The Opposition Party, in a statement issued by it's General Secretary Julian Robinson following the conference yesterday, said the slogan was a failure and "has brought disappointment to the household of many Jamaicans".

It also said it is "grossly disappointed" with the presentation by JLP Leader and Prime Minister Andrew Holness, because "his speech at the conference offered no new policies or programmes to deal with the massive inequities arising from the continuing economic adjustment in the economy".

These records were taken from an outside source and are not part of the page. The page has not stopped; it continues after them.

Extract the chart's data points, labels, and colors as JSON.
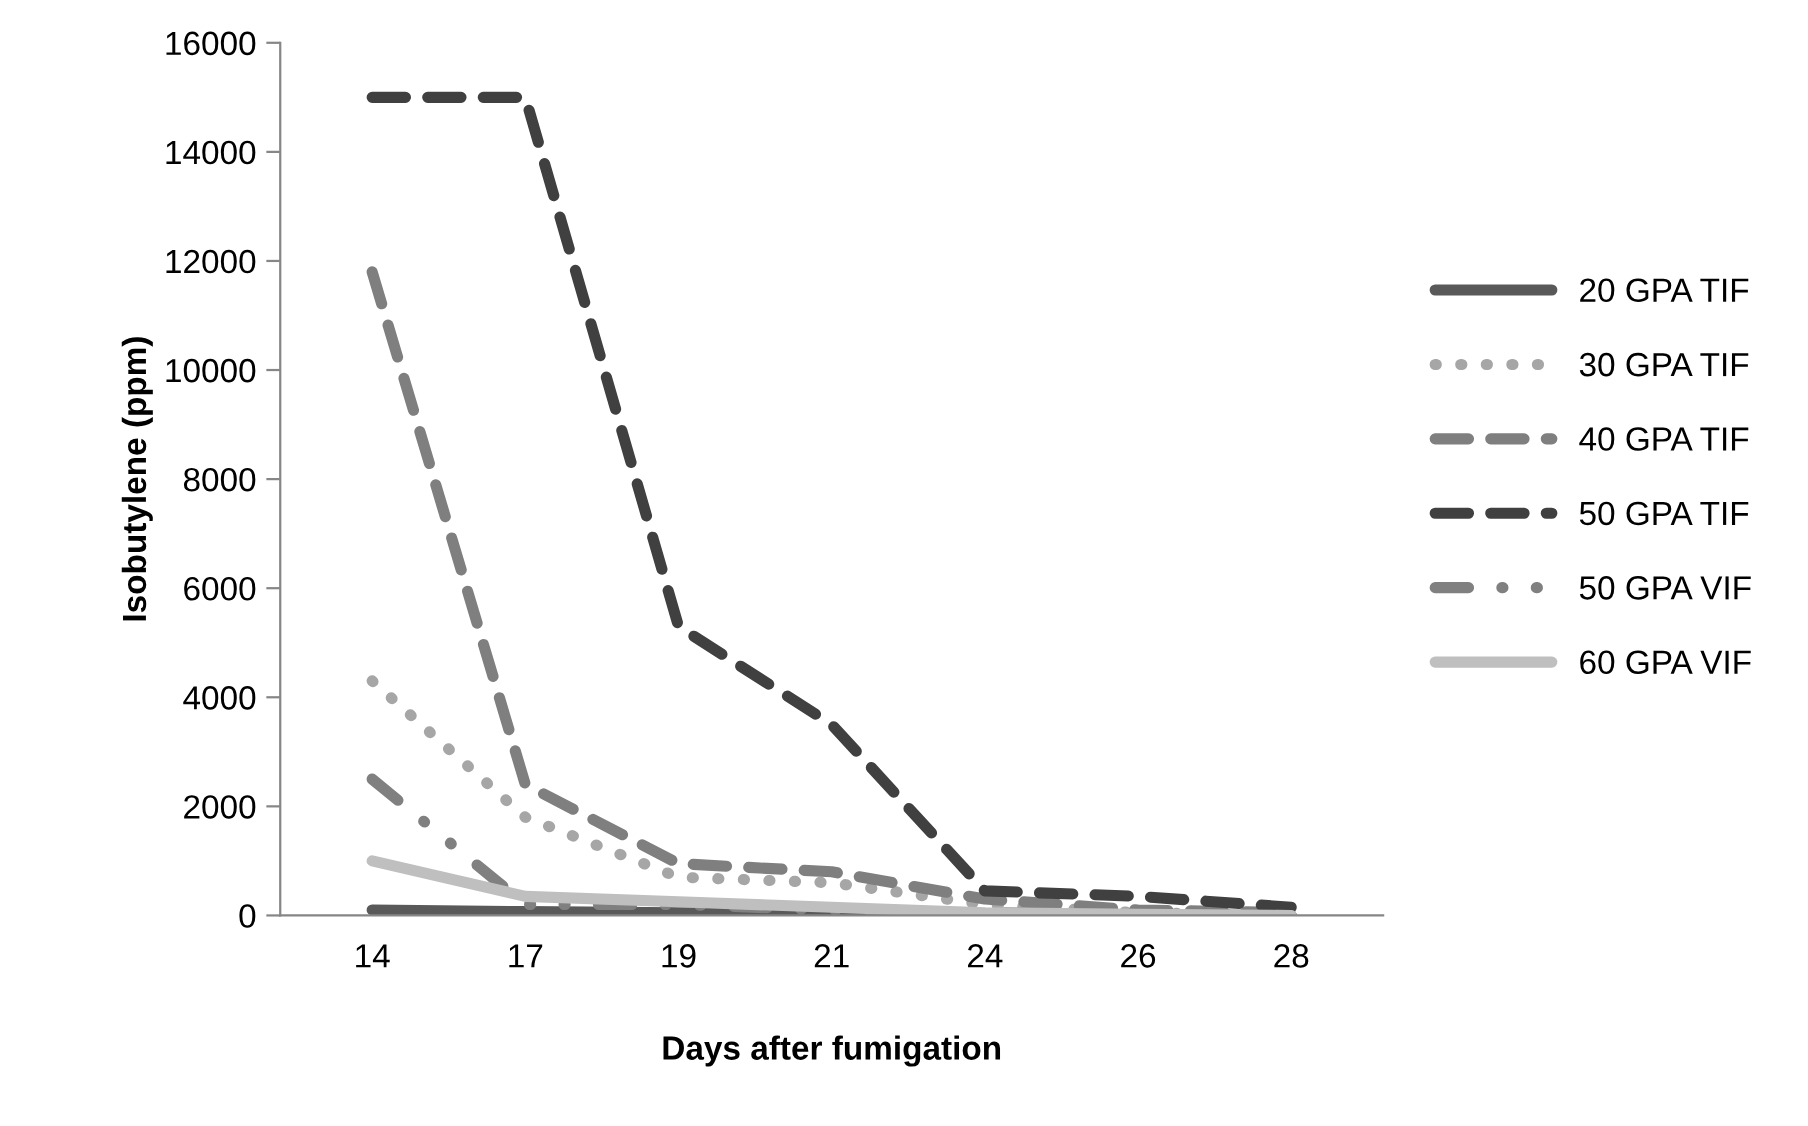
{
  "chart_data": {
    "type": "line",
    "xlabel": "Days after fumigation",
    "ylabel": "Isobutylene (ppm)",
    "categories": [
      "14",
      "17",
      "19",
      "21",
      "24",
      "26",
      "28"
    ],
    "series": [
      {
        "name": "20 GPA TIF",
        "color": "#595959",
        "line_style": "solid",
        "values": [
          100,
          70,
          50,
          30,
          10,
          5,
          0
        ]
      },
      {
        "name": "30 GPA TIF",
        "color": "#a6a6a6",
        "line_style": "dotted",
        "values": [
          4300,
          1800,
          700,
          600,
          200,
          50,
          0
        ]
      },
      {
        "name": "40 GPA TIF",
        "color": "#7f7f7f",
        "line_style": "dashed",
        "values": [
          11800,
          2400,
          950,
          800,
          300,
          100,
          50
        ]
      },
      {
        "name": "50 GPA TIF",
        "color": "#404040",
        "line_style": "dashed",
        "values": [
          15000,
          15000,
          5300,
          3500,
          450,
          350,
          150
        ]
      },
      {
        "name": "50 GPA VIF",
        "color": "#808080",
        "line_style": "dashdot",
        "values": [
          2500,
          200,
          200,
          100,
          50,
          20,
          0
        ]
      },
      {
        "name": "60 GPA VIF",
        "color": "#bfbfbf",
        "line_style": "solid",
        "values": [
          1000,
          350,
          250,
          150,
          50,
          20,
          0
        ]
      }
    ],
    "ylim": [
      0,
      16000
    ],
    "yticks": [
      0,
      2000,
      4000,
      6000,
      8000,
      10000,
      12000,
      14000,
      16000
    ],
    "grid": false,
    "legend": "right",
    "marker": "none"
  }
}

"The speech by Prime Minister Holness was a restatement of projects, programmes and initiatives started by the previous PNP administrations, including the road improvement programme and housing for the vulnerable, among others," the PNP said in its statement.

"Noticeably absent from his presentation were any updates to the St Thomas highway programme and the development of old Goodyear Factory into a state-of-the-art town center, which were promises already made to the people of St Thomas," the parliamentary Opposition continued.

The PNP said the speech also ignored the plight of farmers, particularly those in sugar and coffee, who are facing challenges. It noted that there was no indication from the prime minister that their situation is even being heard.

The Opposition party expressed that this was symptomatic of the off-hand way in which the Government has treated several sectors and groups in the economy who are facing dislocation, lay-offs and contract work issues.

"The JLP Leader's proposed solution to ending squatting, for example, lacks analysis and relies on already failed approaches. It does not take into consideration the historic nature of the squatting phenomenon which require radical rethinking and approach to solve this issue which has been part of the Jamaican history. The forced removal of squatters such as the most recent example in the Constant Spring area to facilitate road development should not be tolerated," the statement added.

The PNP said although it welcomed the initiative for low income housing, the Government should not delude itself into believing that $500 million could solve this major problem, as there is a requirement of some 100,000 units.